Overwhelming is the right word for sure. It's awesome to experience something like breakthrough, but what could one bring back?
I have a number of experiences that are fun to remember, but they were too out there…
why do you not consider that itself as something brought back?
I used to listen to the new atheists and the scientific skeptics, Seth Shostak's Big Picture Science podcast, the guy behind the SETI Institute (the Search for ExtraTerrestrial Intelligence), etc., and apparently none of these people who devote hours of their life every week to the subject of life beyond Earth, intelligence superior to ours, worlds that are more beautiful and harmonious than the one we're at times building and at times destroying, have ever had enough curiosity or courage to take one deep breath and see for themselves what's down the rabbit hole.
For me, that glimpse changes everything. I may not be able to draw a cool picture of what I saw. I may not be able to convince you that what I saw was more than my imagination (though I do believe there are some experiences which are more plausible on that model than on the materialist model, which are sufficient for the experiencer, though not sufficient for the rest of the world who can only trust or doubt their story). But I can never go back to looking around and thinking this house and this city and this society is the only interesting one to explore. I can never go back to laughing at people praying to their god as if they're credulous children following fairy tales and believing in magic.

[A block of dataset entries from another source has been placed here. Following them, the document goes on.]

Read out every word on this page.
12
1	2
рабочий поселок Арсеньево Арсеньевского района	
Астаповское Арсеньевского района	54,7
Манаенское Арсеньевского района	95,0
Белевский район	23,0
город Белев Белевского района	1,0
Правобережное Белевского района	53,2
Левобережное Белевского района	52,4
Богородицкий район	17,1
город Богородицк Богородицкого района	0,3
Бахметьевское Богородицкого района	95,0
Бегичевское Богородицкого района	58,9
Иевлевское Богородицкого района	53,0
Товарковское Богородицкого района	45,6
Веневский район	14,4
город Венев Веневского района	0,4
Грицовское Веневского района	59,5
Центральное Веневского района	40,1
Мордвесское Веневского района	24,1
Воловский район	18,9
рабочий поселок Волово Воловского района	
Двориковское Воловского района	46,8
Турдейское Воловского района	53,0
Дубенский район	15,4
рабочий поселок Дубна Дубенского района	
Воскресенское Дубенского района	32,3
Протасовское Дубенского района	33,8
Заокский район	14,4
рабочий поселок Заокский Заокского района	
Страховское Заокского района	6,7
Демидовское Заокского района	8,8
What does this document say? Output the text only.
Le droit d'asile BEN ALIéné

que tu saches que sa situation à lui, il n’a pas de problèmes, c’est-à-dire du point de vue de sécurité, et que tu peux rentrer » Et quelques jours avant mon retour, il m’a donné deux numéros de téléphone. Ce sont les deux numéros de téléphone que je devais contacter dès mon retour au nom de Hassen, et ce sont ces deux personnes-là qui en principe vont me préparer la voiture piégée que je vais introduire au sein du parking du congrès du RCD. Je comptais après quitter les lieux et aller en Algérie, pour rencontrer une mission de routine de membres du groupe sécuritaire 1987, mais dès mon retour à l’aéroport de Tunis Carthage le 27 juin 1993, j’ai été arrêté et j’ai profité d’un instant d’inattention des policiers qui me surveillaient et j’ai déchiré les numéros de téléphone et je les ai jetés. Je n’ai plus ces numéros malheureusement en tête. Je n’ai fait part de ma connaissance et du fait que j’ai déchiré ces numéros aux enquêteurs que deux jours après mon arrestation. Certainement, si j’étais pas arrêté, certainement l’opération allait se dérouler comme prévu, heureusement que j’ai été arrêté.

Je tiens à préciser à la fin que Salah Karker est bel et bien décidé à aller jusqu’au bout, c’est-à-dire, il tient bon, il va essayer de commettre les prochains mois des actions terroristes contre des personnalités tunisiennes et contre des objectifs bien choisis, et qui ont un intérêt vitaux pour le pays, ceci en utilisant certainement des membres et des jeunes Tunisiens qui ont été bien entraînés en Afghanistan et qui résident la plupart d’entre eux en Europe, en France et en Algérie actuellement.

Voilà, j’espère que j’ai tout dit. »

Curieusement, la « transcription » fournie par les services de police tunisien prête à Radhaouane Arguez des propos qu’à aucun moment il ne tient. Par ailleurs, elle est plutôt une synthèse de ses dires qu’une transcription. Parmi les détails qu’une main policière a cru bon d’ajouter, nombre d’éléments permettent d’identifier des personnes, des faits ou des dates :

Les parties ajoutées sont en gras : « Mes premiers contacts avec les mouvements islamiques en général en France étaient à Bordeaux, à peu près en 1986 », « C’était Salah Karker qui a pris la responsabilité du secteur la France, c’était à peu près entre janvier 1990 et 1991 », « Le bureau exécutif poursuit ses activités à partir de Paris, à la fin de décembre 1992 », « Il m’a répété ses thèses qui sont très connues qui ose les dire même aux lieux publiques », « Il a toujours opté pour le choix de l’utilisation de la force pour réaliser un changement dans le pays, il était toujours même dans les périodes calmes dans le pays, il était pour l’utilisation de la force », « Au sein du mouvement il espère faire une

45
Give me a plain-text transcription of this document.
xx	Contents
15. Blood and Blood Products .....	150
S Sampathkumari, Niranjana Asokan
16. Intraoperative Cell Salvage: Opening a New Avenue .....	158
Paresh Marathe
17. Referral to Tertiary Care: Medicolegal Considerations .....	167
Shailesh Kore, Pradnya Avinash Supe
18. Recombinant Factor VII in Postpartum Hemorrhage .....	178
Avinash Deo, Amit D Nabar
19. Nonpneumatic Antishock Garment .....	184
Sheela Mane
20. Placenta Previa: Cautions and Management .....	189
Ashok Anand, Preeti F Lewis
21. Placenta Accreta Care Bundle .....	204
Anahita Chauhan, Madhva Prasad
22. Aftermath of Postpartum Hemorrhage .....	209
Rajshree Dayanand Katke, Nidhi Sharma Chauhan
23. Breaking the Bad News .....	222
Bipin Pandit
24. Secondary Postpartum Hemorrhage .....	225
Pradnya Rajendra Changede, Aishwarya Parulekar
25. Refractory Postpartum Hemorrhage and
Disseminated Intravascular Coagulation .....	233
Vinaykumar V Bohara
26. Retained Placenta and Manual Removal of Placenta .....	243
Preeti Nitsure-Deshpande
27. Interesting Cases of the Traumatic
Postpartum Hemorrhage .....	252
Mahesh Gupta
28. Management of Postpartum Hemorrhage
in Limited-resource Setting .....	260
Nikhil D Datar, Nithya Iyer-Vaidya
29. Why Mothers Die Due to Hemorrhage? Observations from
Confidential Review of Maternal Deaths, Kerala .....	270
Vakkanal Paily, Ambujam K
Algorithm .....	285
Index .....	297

One thing I brought back was the knowledge that 'the third eye' is real. whatever it means that it's real. Even if it was only a window into your own mind, your own private imagination, well, I thought there were only walls there. I thought no one could see any such thing, whatever such things are. I had no idea I could dream up such wonderfully complex ecosystems of joyful activity and strangeness. I really don't think I can. Whoever believes it's all in their head must see some incredibly boring and ordinary things, or have an exceedingly high opinion of themselves.
Even just the knowledge of what my mind is capable of seeing is something I bring back with me. I stare at a tapestry on my wall and it looks random and confusing to me. I can't see what the artist must've seen in choosing to draw it that way. then after a deep breath I can see it shift and fragment into layers that all make beautiful sense....for a few short minutes before that enhancement of my perception fades and I can only perceive it crudely and flat again, like someone temporarily given color vision to see a rainbow or a sunset and then gone colorblind again. To know that is possible is something I brought back. To know that technology exists, and that we walk around every day trying to achieve things and taking risks based on our limited perception, when very easily improvements to it are possible but forbidden, I brought that back with me. It's like having had depression and then getting serotonin and going 'oh, is this why everyone else doesn't want to kill themselves? is this how they get up and go to work every day so easily? this is much easier, this is much better! this might even be fun!', knowing the radical contrasts in human experience and capability can be mediated not just by the luck of genes or decades of study and personal development, but by a deep breath of the right molecule? I feel like that should be front page news.